Azione sociale scortata dai carabinieri
Una pattuglia dei carabinieri e tre della polizia municipale sabato sera hanno scortato Alex Cioni, Giampaolo Vicardi e Paolo Zanella, tre esponenti di Azione sociale (già aggrediti a Vicenza l'8 settembre da akcuni no-global), all'uscita di un locale del centro storico, "presidiato" da una ventina di giovani della sinistra radicale. Così si è concluso il volantinaggio effettuato in centro storico da As, critica per la prossima apertura in città, avvallata dall'amministrazione comunale, di uno spazio sociale da parte del gruppo giovanile della sinistra radicale Libera zone.

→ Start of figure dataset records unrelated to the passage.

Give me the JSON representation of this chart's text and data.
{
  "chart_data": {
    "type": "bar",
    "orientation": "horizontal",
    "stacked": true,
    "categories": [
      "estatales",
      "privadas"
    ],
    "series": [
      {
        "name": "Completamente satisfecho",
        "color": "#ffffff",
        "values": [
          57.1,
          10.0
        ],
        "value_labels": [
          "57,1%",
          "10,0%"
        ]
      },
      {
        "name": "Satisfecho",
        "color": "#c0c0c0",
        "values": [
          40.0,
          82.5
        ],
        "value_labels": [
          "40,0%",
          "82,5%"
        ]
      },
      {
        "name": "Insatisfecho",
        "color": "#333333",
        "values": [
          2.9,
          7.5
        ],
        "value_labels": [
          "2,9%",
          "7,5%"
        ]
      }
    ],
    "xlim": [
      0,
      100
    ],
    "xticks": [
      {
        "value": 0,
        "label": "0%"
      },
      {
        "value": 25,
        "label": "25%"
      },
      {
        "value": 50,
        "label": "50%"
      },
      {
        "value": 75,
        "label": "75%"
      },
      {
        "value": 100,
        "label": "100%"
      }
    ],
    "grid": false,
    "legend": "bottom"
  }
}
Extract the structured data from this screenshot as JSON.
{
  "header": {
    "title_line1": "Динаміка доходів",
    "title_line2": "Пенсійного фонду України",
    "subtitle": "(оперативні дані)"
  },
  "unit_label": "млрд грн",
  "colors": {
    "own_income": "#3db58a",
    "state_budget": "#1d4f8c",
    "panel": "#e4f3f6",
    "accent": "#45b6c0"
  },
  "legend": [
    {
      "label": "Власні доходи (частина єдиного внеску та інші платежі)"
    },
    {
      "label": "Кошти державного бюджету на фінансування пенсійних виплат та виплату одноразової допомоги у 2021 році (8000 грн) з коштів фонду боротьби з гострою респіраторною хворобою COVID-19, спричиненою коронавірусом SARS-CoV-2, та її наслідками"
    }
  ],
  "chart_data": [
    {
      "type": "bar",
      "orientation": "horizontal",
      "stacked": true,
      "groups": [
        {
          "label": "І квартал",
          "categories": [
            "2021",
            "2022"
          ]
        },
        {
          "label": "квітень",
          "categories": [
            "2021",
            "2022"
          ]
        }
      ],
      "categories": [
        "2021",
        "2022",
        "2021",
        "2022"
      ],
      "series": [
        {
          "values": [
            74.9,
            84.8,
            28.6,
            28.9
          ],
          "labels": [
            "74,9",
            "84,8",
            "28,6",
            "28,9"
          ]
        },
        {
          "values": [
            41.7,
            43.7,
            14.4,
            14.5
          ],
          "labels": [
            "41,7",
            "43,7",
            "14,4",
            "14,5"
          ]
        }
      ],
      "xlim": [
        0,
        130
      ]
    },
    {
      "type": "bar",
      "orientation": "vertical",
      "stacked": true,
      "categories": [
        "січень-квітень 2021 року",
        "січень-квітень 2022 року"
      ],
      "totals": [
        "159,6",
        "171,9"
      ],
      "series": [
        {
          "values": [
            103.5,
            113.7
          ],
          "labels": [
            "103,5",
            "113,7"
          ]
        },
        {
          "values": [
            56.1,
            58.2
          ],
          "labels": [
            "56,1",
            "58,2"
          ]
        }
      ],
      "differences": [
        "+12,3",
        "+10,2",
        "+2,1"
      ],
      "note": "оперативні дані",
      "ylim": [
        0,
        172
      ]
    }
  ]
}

«Il volantinaggio è iniziato verso le 17.30 con tre nostri giovani militanti - racconta Giampaolo Vicardi, 47 anni, coordinatore Alto Vicentino di As - Verso le 19, a passeggio con mia figlia di 15 anni, sono passato a salutarli, quando due giovani sui 20 anni, preso e letto il volantino, hanno iniziato a inveire. Ho tentato un dialogo con loro, inutilmente, perché hanno continuato a sbraitare per una decina di minuti. Andato via, con mia figlia, Alex Cioni e Paolo Zanella, presenti in piazza, sono entrato in un locale di via Castello. Verso le 19.30 abbiamo visto posizionarsi davanti al locale i due giovani, in compagnia di una ventina, in atteggiamenti minacciosi. Tra questi abbiamo riconosciuto alcuni di quelli che ci avevano aggredito l'8 settembre scorso a Vicenza. Gente arrivata dalla concomitante festa organizzata dal gruppo Arcadia-Libera zone nel vicino Skate park». «Attorno alle 19.45 - continua Vicardi - sono arrivati carabinieri e vigili, avvisati da qualcuno che ha temuto una possibile aggressione ai nostri danni. I militari ci hanno accompagnato alle nostre auto, mia figlia era terrorizzata». «Non voglio pensare - conclude l'esponente di Azione sociale - a cosa potrebbe accadere, una volta aperto il centro sociale. Spero che la giunta rifletta a fondo prima di dare il definitivo ok».